Multiple methods exist for measuring cyanide in biological fluids. Each method has advantages and disadvantages, and no particular method is used widely and is generally accepted as the gold standard. Thus, improved methods for measuring cyanide in biological fluids are needed, particularly methods that provide for a rapid turn around in the clinical setting.
We have developed a new method to measure cyanide, based on the extremely high affinity of cobinamide for cyanide and the spectral changes that occur when cyanide binds to cobinamide. The assay can be used in both a quantitative mode using a spectrophotometer, and in a qualitative mode by visually observing the color change in cobinamide-impregnated paper. Both methods have a high throughput capacity. The slowest part of the quantitative assay is trapping cyanide in the alkaline cobinamide solution, which requires about 30 min using a Conway microdiffusion cell.

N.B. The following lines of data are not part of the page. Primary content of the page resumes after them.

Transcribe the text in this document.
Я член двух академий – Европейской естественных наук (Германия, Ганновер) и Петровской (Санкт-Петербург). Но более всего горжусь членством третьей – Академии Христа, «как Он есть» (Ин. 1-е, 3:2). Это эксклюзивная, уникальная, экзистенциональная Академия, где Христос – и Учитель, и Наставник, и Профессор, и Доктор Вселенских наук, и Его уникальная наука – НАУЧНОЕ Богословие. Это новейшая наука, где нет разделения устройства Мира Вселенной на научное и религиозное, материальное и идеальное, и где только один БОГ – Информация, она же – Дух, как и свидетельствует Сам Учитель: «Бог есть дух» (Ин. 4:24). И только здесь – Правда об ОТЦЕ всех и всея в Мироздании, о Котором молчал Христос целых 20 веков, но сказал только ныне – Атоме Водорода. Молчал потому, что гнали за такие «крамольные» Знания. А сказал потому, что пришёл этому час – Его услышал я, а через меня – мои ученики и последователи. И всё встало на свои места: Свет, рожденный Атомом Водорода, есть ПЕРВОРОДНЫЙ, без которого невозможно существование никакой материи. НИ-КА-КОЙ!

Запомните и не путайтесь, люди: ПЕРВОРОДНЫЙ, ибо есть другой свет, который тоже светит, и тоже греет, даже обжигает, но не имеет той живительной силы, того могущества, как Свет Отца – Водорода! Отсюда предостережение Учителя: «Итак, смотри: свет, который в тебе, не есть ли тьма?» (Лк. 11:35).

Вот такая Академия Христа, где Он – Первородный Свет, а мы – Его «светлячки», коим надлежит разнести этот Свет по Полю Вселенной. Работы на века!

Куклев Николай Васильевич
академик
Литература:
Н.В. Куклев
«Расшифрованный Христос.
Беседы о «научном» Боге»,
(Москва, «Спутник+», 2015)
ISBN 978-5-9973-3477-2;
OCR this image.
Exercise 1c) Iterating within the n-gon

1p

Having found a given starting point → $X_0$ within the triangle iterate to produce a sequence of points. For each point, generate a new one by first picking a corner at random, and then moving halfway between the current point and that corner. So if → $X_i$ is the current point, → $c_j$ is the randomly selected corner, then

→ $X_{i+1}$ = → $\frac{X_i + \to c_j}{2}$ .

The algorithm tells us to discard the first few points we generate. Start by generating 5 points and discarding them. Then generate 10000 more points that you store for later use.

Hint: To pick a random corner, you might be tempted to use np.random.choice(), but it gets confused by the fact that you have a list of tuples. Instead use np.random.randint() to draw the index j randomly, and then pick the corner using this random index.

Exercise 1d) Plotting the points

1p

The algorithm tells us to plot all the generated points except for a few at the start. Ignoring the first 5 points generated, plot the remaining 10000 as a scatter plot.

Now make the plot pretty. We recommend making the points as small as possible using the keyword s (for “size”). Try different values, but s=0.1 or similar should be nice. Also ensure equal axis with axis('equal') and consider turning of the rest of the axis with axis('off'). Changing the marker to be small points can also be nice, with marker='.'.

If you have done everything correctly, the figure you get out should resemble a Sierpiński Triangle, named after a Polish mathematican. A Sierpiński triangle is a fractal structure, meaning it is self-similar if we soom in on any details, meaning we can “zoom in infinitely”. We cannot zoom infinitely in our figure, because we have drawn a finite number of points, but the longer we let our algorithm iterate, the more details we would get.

In addition to a high throughput capacity, other advantages of the cobinamide-based method are ease of use, stability of cobinamide, and application across a wide, adjustable dynamic range, depending on the cobinamide concentration used. In contrast to other colorimetric methods such as the NBA/DNB method, which requires two aromatic compounds and an unstable ether, the cobinamide-based method uses non-toxic reagents having less environmental concerns. For the NBA/DNB method, the dynamic range varied based on differing lots of o-dinitrobenzene and on the freshness of the 2-methoxyethanol.

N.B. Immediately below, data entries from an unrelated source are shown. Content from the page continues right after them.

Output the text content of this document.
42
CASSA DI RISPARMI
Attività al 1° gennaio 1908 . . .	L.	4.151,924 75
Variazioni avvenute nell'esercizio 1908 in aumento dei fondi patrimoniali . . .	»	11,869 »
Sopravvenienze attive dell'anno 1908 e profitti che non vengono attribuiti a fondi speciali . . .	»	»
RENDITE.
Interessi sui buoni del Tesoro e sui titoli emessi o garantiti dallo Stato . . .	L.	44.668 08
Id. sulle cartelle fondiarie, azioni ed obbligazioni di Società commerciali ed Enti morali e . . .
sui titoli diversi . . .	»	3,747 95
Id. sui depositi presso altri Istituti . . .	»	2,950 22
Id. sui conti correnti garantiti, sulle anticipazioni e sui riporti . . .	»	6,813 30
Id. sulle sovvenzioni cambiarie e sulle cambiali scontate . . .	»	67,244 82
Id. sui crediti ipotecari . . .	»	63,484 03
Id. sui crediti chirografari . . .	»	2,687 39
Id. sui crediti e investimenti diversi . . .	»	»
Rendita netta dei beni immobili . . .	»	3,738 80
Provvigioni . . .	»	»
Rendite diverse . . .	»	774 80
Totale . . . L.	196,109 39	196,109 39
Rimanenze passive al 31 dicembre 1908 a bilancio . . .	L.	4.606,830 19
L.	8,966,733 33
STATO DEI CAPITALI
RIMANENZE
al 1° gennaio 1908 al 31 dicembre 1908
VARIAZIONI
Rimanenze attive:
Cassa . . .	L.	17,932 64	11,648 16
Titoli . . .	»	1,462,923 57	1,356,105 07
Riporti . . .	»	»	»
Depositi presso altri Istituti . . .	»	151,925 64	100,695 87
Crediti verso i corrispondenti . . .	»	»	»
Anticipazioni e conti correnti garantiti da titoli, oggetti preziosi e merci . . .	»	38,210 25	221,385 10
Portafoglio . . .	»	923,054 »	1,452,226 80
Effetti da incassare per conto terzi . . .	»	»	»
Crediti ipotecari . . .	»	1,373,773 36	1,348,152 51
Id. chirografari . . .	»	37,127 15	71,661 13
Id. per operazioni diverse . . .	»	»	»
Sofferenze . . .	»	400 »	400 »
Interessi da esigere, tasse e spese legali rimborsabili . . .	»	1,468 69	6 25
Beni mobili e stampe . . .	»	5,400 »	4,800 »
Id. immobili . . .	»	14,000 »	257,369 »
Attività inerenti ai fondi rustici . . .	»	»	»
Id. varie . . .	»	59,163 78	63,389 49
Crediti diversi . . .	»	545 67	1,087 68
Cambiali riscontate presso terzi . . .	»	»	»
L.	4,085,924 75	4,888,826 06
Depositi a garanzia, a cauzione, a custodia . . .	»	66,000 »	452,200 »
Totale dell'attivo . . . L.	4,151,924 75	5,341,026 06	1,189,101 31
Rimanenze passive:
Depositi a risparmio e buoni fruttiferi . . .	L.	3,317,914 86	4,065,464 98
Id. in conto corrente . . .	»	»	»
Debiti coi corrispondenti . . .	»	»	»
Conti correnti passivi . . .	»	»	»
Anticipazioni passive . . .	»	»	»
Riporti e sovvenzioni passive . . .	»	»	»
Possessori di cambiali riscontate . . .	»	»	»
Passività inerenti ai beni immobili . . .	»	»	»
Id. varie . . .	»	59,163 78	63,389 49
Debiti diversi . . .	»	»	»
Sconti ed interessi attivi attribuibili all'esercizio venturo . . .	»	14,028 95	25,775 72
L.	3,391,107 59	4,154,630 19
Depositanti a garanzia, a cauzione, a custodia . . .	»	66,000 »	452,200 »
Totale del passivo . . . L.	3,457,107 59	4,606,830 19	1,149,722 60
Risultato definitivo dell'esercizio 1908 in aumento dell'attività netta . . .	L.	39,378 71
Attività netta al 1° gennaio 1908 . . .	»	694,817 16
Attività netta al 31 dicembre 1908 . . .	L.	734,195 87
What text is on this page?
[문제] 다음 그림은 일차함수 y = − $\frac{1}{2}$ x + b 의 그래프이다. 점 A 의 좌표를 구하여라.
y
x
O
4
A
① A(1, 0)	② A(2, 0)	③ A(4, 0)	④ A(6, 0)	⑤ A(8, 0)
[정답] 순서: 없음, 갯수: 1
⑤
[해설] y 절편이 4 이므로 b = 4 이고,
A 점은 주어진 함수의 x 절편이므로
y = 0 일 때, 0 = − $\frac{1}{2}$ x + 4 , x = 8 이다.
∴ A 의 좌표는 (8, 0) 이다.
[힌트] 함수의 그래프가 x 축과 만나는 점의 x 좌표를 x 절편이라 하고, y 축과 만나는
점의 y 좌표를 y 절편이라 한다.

Low cobinamide concentrations were used to validate the new method with respect to a standard method. However, higher concentrations of cobinamide would likely be used in a clinical laboratory, since cyanide concentrations in blood of ~ 40 µM are considered potentially toxic 10, and a clinical screening modality in the setting of mass casualty should minimize false positives and maximize true positives. While clearly dependent on blood volumes and dilution factors used, cobinamide solutions from 5–100 µM can be used to achieve this degree of sensitivity. The qualitative assay could detect a cyanide concentration > 30 µM in clinical blood samples in 5 min at room temperature, and this might be very useful to rapidly identify cyanide-poisoned patients for early treatment. Moreover, it could be used easily in the field and made quantitative by using a hand-held spectrophotometer or light-emitting diodes.
The major disadvantage of this newly-developed method is the lack of readily available cobinamide. However, it is easy to make from hydroxocobalamin, which is available from multiple suppliers. Dicyanocobinamide is commercially available, but due to cobinamide’s extremely high binding affinity for cyanide, we have found it virtually impossible to remove both cyanide ions quantitatively. Hence the reason it is necessary to make cobinamide from hydroxocobalamin.
While this manuscript was being prepared, Mannel-Croise and Zelder published a paper showing that aquocyanocobinamide could be used to measure cyanide 28. Because one cyanide molecule is already bound to cobinamide, the dynamic range of the assay is considerably less. Moreover, they applied the method to neat cyanide standards only, and did not test it on biological samples.
We have developed a new method to measure cyanide. It is simple, and could be applied to biological samples. When used in a qualitative mode, it can provide a quick diagnosis of cyanide poisoning, which could be life-saving since cyanide is a rapidly acting toxicant.
This work was supported by NINDS grant U01 058030 as part of the NIH CounterACT program. W.B. was supported by an institutional NIH training grant, T32 DK 069263.